Dec 07, 2023
Over the years, I’ve helped quite a number of churches, ministries and nonprofits navigate the confusing maze of communicating the news of a fallen pastor or leader to the congregation, ministry partners, donors and the general public. During that time, I’ve discovered a particular pattern of behavior from leaders who fail. I’m not a psychologist or counselor, so I’m not addressing all the issues that lead to a moral collapse, but particularly in the case of church and ministry leaders, there are six types of risky conduct I’ve seen played out repeatedly. These behaviors can sometimes go on for years, but I’ve noticed that at least one of them is almost always in play at the time of his or her fall.
- Abusing alcohol and/or sleeping pills. As a ministry leader, I can give you many reasons never to drink. I don’t believe the Bible prohibits alcohol, but it does clearly warn against getting drunk. The problem is, with booze, you don’t have to be drunk to do risky and stupid things. Sleeping pills can often be worse. Early in my career, after a long film shoot, my doctor prescribed Ambien to help me sleep on an international flight. And when we changed planes, it was all my poor wife Kathleen could do to drag me off the plane. That was my last experience with sleeping pills.
- Crude or sexualized joking with staff members. Years ago, I consulted with a large church, and during a staff meeting, the pastor started trying to guess what color underwear the female staff members wore. I pulled the executive pastor outside and asked him what in the world just happened. His response? “Oh, everybody knows the pastor is just a joker. It’s not a big deal.” But it was a big deal. He was forced to step down within a few months because of adultery.
- Spending too much time away from a spouse. There are many red flags pointing to a deteriorating marriage, but a big one is too much time apart. Too much time alone usually leads to spending too much time with someone other than your spouse. And, of course, one thing leads to another…
- A fascination with pornography. In today’s digital, social media age, porn is everywhere. It’s online, incredibly easy to access, and impacting younger kids more than ever. I don’t know if it’s similar with pastors and ministry leaders, but I do know that far too many are watching this stuff regularly—and many are doing it right in their church or ministry office.
- Really stupid decisions. Who thought it was a good idea for a nationally known Christian apologist to own a chain of massage parlors? To “be more productive,” one pastor had his female assistant move into his and his wife’s home. Another started picking up women in local bars after preaching at other churches. Really Stupid Decisions (or RSD) can happen to anyone, but they seem to happen more often when a leader has power, money, little-to-no transparency, and/or lots of control. And RSDs are more prone to happen when …
- No one can question the boss’s decisions. Yes, there are actual churches and ministries where the pastor or leader’s decisions are rarely if ever, questioned. More often, I see cultures where no one questions the leader out of genuine respect. Respect is good, but something is wrong when the team feels uncomfortable questioning a leader’s decisions. Either way, these cultures are ripe for abuse, whether sexual, financial, spiritual or otherwise.

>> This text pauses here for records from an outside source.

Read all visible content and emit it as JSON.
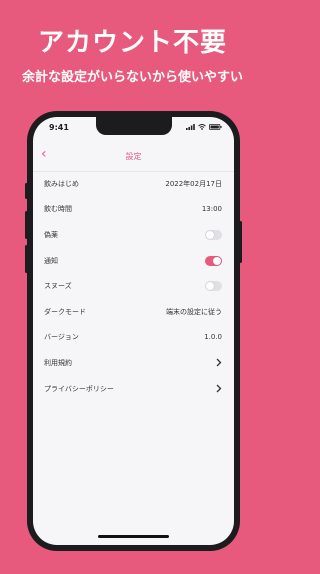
{
  "headline": "アカウント不要",
  "subhead": "余計な設定がいらないから使いやすい",
  "status": {
    "time": "9:41"
  },
  "nav": {
    "back_icon": "‹",
    "title": "設定"
  },
  "colors": {
    "accent": "#e85a7d",
    "toggle_off": "#e0e0e4"
  },
  "settings": [
    {
      "label": "飲みはじめ",
      "value": "2022年02月17日"
    },
    {
      "label": "飲む時間",
      "value": "13:00"
    },
    {
      "label": "偽薬",
      "toggle": false
    },
    {
      "label": "通知",
      "toggle": true
    },
    {
      "label": "スヌーズ",
      "toggle": false
    },
    {
      "label": "ダークモード",
      "value": "端末の設定に従う"
    },
    {
      "label": "バージョン",
      "value": "1.0.0"
    },
    {
      "label": "利用規約",
      "icon": "chevron-right-icon"
    },
    {
      "label": "プライバシーポリシー",
      "icon": "chevron-right-icon"
    }
  ]
}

Certainly, far more people than pastors and ministry leaders experience personal failures, but my life has been spent working with those inside the church. And in retrospect, it’s remarkable how certain behavior patterns are consistent in so many cases. This means that if we could at least keep these six areas in the back of our minds, we’d be quicker to notice situations that could be averted or avoided—before severe damage is done to both victims and the members of the congregation.